There are other services offered around games—those which require a monthly subscription to play online, or “cloud gaming” services which allow players to rent access to a game online for a certain period, for example. Does the entitlement to play under these models constitute the supply of digital content or services?

The concept of “related services” that was used in the consultation leading up to this Bill was helpful in framing this issue, making relatively clear when the services regime would apply. It may be useful to return to this language in conversations around the Bill.

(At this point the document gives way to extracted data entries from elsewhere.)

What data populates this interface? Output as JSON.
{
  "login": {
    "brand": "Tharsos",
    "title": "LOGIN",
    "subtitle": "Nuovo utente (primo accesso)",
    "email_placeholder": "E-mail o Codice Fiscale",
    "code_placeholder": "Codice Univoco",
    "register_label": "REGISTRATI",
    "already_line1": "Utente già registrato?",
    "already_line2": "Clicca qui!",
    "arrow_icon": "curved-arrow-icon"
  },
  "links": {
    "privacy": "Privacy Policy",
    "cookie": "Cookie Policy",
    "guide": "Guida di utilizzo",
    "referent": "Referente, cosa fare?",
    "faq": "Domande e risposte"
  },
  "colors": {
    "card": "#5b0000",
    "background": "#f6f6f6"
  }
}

In summary, we need to have a single regime that covers our consumer offerings as a whole. It does not benefit us—or consumers—if a single offering, such as a subscription that offers both content and services, is governed by different consumer law regimes, particularly where there is confusion over what part of that offering constitutes digital content and what constitutes the service element.

The legal status of these offerings will have far-reaching implications, such as in relation to the laws of VAT, duty, insolvency, retention of title and commercial agents. Online retailers also need clarity to draft enforceable terms and conditions with suppliers and consumers.

To clarify, we are not at this point proposing changes to the Bill itself; we are requesting that the occasions on which the services regime and the digital content regime will be applied are discussed in more detail. At that point, we would take the opportunity to comment on specific language.

We would also like to be clear that we are not requesting that games be treated differently on this issue than other forms of content, merely that further clarity about how the two regimes will work for all forms of content.

Digital Content on Tangible Media

Under s.15 of the draft Bill, where a consumer buys digital content on a disc, or other physical medium, they get both sets of rights—the rights for goods as well as the rights for digital content.

In effect, this means that a consumer buying a physical copy of a game will have slightly stronger rights—they will have 30 days to return the game and demand a full refund if it is faulty, and the trader will only have one opportunity to repair or replace a faulty game after that point before the consumer can demand a price reduction.

We are concerned that this will create just as much consumer confusion as the status quo, if not more, particularly where there is interaction with an online, service-like component of the game.

If a consumer has bought the game on a disc at a high street retailer and then finds they cannot access the online multiplayer, for example, they will be able to demand that the trader “repairs” the game in just one attempt, even though they have no responsibility for or access to the online component, and thus no ability to offer such a repair.

In some instances, the purchase of a physical disc will also allow the player to download a separate game or piece of content. More explanation is needed from BIS of what rights the player would have for this separate download.

We appreciate that other contradictions are created if different approaches are taken to this problem. Our initial consultation response proposed that all digital content feature the same rights for consumers, but recognised that this would mean they still had the rights for goods regarding the actual physical disc (eg it was scratched), but not the data on the disc.